TronBank

At 4:12 AM on May 3, Beijing time, a contract call transferred 26.73 million TRX (valued at RMB 4.27 million) from the TronBank contract, and the contract balance returned to zero. About two hours after the theft, wojak, the owner of THeRTT**, who transferred the 26.73 million TRX address, appeared. According to wojak, he wrote a script to analyze the bytecode of the TRON virtual machine, scan the contracts in batches and initiate transactions to see if there is any way to make money, but accidentally hit a bug in the Tronbank contract. At first he didn't even know that the money came from Tronbank. Some people in the community suggested that wojak return the money to the Tronbank developers, but wojak believes that this is not his problem.
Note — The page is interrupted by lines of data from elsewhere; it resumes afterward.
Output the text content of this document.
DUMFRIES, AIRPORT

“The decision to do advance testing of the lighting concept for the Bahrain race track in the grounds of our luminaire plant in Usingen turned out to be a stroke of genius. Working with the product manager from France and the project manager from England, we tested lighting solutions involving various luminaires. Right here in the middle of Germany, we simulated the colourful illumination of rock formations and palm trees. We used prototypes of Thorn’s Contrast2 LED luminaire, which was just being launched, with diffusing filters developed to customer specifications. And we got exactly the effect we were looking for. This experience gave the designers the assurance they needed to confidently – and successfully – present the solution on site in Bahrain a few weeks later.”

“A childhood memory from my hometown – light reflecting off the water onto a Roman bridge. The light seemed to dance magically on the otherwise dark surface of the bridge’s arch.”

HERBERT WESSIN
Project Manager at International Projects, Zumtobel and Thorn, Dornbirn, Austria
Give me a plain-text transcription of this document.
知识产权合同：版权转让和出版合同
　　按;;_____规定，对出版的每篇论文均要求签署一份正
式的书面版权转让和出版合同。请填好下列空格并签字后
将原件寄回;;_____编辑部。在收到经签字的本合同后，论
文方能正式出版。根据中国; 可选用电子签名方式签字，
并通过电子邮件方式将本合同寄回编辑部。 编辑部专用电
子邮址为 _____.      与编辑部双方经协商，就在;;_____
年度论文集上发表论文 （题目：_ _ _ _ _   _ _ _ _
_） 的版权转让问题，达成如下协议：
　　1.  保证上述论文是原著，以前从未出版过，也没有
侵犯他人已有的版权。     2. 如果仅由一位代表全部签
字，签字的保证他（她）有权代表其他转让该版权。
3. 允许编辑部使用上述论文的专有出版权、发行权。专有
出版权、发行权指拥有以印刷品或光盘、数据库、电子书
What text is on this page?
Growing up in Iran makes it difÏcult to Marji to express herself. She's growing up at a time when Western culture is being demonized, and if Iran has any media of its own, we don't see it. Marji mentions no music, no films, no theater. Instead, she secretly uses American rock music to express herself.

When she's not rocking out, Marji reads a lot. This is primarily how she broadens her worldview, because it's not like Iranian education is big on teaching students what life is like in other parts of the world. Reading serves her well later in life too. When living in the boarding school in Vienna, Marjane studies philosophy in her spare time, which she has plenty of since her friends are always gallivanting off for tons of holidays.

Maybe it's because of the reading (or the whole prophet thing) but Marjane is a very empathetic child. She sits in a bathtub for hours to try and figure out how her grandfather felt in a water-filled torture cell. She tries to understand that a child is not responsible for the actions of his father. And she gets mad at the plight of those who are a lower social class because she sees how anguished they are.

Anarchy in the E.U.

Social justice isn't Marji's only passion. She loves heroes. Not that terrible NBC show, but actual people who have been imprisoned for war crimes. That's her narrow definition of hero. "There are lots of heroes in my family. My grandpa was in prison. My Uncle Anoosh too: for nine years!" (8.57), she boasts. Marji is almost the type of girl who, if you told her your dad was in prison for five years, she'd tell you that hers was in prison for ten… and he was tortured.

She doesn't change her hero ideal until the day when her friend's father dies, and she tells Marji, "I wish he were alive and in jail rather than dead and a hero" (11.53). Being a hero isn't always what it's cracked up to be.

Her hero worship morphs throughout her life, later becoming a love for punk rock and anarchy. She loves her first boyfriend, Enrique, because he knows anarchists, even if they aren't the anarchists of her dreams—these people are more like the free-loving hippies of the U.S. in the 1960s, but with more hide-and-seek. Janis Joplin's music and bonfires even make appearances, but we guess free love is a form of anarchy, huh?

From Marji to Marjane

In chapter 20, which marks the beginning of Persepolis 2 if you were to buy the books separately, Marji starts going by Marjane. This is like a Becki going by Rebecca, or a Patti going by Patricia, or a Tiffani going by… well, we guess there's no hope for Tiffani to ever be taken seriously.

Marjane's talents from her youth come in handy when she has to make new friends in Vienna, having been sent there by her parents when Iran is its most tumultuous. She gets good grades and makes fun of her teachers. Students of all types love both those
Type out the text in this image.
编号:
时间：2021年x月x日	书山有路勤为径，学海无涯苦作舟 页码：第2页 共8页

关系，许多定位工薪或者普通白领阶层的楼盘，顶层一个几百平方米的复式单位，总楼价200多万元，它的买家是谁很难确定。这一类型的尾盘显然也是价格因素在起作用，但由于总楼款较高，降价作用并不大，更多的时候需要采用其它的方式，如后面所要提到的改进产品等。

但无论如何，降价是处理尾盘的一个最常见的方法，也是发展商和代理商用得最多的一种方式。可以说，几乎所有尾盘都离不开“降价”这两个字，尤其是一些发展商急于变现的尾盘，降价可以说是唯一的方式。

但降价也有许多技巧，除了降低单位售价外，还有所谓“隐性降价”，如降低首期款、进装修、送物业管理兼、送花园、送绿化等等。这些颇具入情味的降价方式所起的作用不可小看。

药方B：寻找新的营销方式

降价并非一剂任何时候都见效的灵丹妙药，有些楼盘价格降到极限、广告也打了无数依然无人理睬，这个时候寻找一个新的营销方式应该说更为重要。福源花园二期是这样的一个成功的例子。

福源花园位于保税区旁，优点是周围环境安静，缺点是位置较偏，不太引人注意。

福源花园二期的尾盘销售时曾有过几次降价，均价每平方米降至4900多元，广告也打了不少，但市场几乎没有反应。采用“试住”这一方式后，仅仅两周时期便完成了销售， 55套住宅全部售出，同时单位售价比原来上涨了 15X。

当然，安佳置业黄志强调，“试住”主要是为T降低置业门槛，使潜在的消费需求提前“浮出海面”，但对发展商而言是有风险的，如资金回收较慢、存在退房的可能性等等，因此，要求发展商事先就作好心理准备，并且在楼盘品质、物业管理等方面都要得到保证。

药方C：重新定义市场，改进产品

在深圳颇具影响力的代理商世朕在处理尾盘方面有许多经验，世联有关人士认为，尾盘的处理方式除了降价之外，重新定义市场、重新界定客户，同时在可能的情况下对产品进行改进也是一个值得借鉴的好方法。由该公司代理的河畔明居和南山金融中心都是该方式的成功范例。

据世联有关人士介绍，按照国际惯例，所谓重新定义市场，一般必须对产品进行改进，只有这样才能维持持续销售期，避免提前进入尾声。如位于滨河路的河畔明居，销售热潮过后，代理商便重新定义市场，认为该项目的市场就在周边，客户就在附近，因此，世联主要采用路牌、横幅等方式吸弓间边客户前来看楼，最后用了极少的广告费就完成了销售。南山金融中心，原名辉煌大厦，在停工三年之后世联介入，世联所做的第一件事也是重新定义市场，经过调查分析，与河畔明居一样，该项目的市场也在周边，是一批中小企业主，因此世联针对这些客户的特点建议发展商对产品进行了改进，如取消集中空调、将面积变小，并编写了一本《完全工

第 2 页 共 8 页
Developers should write test examples, do audits, and at least run some formal verifications (obviously they didn’t do anything). He is willing to return the money intact to every investor in Tronbank, not the developer of the project. Based on the available information, it is still too early to conclude that "the developer placed a backdoor in the contract". There are only two objective conclusions that can be drawn at present: 1. TRX Pro has a backdoor in the contract on the main network; 2. The code certified on TSC does not match the actual contract operation logic. Attack method (per SlowMist): Contract Vulnerability. Reported loss: 26,730,000 TRX.